Now this is a little teeny town. There were these raised railroad tracks a couple hundred yards down the main drag on the way back to the freeway. Being that it was late at night and I was under the influence of various substances, I figured it would be an excellent idea to try and jump them.

So I floored it, and hit the tracks at maybe 60mph. I probably got a good three feet of air.

At the top of the arc, I saw who was parked on the other side of the tracks - an officer of the Bumfuck PD.

On came the lights. Four people shoved their open containers down to the floor and propped them up between their feet. Click-click-click-click-click went the seatbelts. I immediately lit a cigarette in an attempt to get some of the smell of brewery off my breath.

The bass player passed us and pulled over further down the road, figuring that I was going to jail and he’d have to give everybody else a ride back home.

A hushed debate about whether the weed needed to be ditched began in the back seat.

I slooowly slipped the switchblade that I always carried out of my pocket and shoved under my seat.

I figured I was dead.

The cop didn’t even make me get out of the car. Just gave me the typical small-town shakedown:

“Do you have any idea how fast you were going back there?”

“I dunno, Sir.”

“Where y’all headed?”

“Back to Cincinnati, Sir.”

“Well have a safe trip. Getting out of town. Like, pronto.”

“Yes Sir.”

The nearest we could figure was that the guy had been napping, and was startled awake by either the roar from my engine as I ramped over the grade or the sound of my bumpers hitting the pavement on the other side, and he’d only caught my flight out of the corner of his eye.

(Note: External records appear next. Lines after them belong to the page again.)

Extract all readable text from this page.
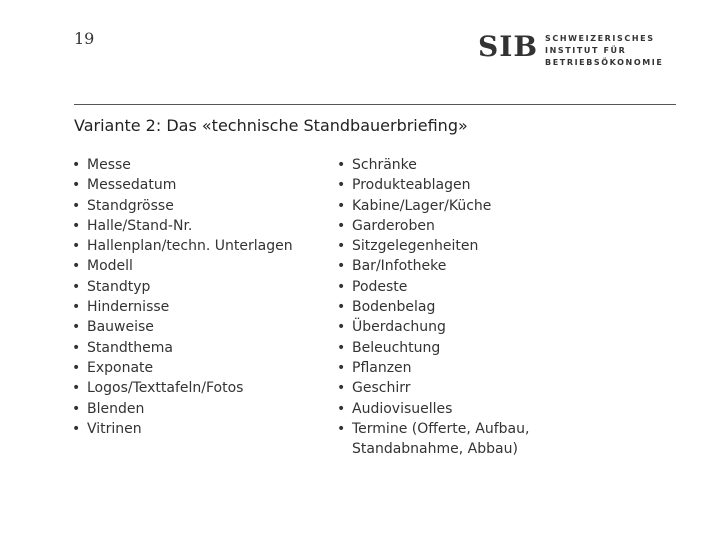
19	SIB SCHWEIZERISCHES
INSTITUT FÜR
BETRIEBSÖKONOMIE
Variante 2: Das «technische Standbauerbriefing»
• Messe
• Messedatum
• Standgrösse
• Halle/Stand-Nr.
• Hallenplan/techn. Unterlagen
• Modell
• Standtyp
• Hindernisse
• Bauweise
• Standthema
• Exponate
• Logos/Texttafeln/Fotos
• Blenden
• Vitrinen
• Schränke
• Produkteablagen
• Kabine/Lager/Küche
• Garderoben
• Sitzgelegenheiten
• Bar/Infotheke
• Podeste
• Bodenbelag
• Überdachung
• Beleuchtung
• Pflanzen
• Geschirr
• Audiovisuelles
• Termine (Offerte, Aufbau, Standabnahme, Abbau)
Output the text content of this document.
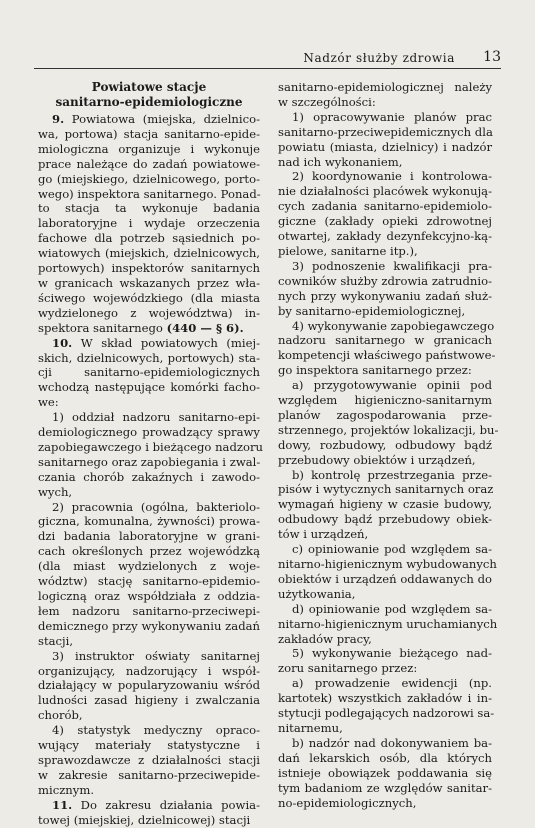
Nadzór służby zdrowia 13
Powiatowe stacje
sanitarno-epidemiologiczne
9. Powiatowa (miejska, dzielnico-
wa, portowa) stacja sanitarno-epide-
miologiczna organizuje i wykonuje
prace należące do zadań powiatowe-
go (miejskiego, dzielnicowego, porto-
wego) inspektora sanitarnego. Ponad-
to stacja ta wykonuje badania
laboratoryjne i wydaje orzeczenia
fachowe dla potrzeb sąsiednich po-
wiatowych (miejskich, dzielnicowych,
portowych) inspektorów sanitarnych
w granicach wskazanych przez wła-
ściwego wojewódzkiego (dla miasta
wydzielonego z województwa) in-
spektora sanitarnego (440 — § 6).
10. W skład powiatowych (miej-
skich, dzielnicowych, portowych) sta-
cji sanitarno-epidemiologicznych
wchodzą następujące komórki facho-
we:
1) oddział nadzoru sanitarno-epi-
demiologicznego prowadzący sprawy
zapobiegawczego i bieżącego nadzoru
sanitarnego oraz zapobiegania i zwal-
czania chorób zakaźnych i zawodo-
wych,
2) pracownia (ogólna, bakteriolo-
giczna, komunalna, żywności) prowa-
dzi badania laboratoryjne w grani-
cach określonych przez wojewódzką
(dla miast wydzielonych z woje-
wództw) stację sanitarno-epidemio-
logiczną oraz współdziała z oddzia-
łem nadzoru sanitarno-przeciwepi-
demicznego przy wykonywaniu zadań
stacji,
3) instruktor oświaty sanitarnej
organizujący, nadzorujący i współ-
działający w popularyzowaniu wśród
ludności zasad higieny i zwalczania
chorób,
4) statystyk medyczny opraco-
wujący materiały statystyczne i
sprawozdawcze z działalności stacji
w zakresie sanitarno-przeciwepide-
micznym.
11. Do zakresu działania powia-
towej (miejskiej, dzielnicowej) stacji
sanitarno-epidemiologicznej należy
w szczególności:
1) opracowywanie planów prac
sanitarno-przeciwepidemicznych dla
powiatu (miasta, dzielnicy) i nadzór
nad ich wykonaniem,
2) koordynowanie i kontrolowa-
nie działalności placówek wykonują-
cych zadania sanitarno-epidemiolo-
giczne (zakłady opieki zdrowotnej
otwartej, zakłady dezynfekcyjno-ką-
pielowe, sanitarne itp.),
3) podnoszenie kwalifikacji pra-
cowników służby zdrowia zatrudnio-
nych przy wykonywaniu zadań służ-
by sanitarno-epidemiologicznej,
4) wykonywanie zapobiegawczego
nadzoru sanitarnego w granicach
kompetencji właściwego państwowe-
go inspektora sanitarnego przez:
a) przygotowywanie opinii pod
względem higieniczno-sanitarnym
planów zagospodarowania prze-
strzennego, projektów lokalizacji, bu-
dowy, rozbudowy, odbudowy bądź
przebudowy obiektów i urządzeń,
b) kontrolę przestrzegania prze-
pisów i wytycznych sanitarnych oraz
wymagań higieny w czasie budowy,
odbudowy bądź przebudowy obiek-
tów i urządzeń,
c) opiniowanie pod względem sa-
nitarno-higienicznym wybudowanych
obiektów i urządzeń oddawanych do
użytkowania,
d) opiniowanie pod względem sa-
nitarno-higienicznym uruchamianych
zakładów pracy,
5) wykonywanie bieżącego nad-
zoru sanitarnego przez:
a) prowadzenie ewidencji (np.
kartotek) wszystkich zakładów i in-
stytucji podlegających nadzorowi sa-
nitarnemu,
b) nadzór nad dokonywaniem ba-
dań lekarskich osób, dla których
istnieje obowiązek poddawania się
tym badaniom ze względów sanitar-
no-epidemiologicznych,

I’m ashamed to admit that pulling a open-container Evel Knievel in front of a cop isn’t even the stupidest thing I’ve ever gotten away with.

robardin-May I ask what this is?

Why yes, of course you may. :stuck_out_tongue:
Mouse over the original text again and you should see a useful hyperlink…

I would post about what I got away with, but then someone would know, they might tell someone else. Next thing you know the jig is up.

Nice try fetus,. or should I say… Officer Wilson!!!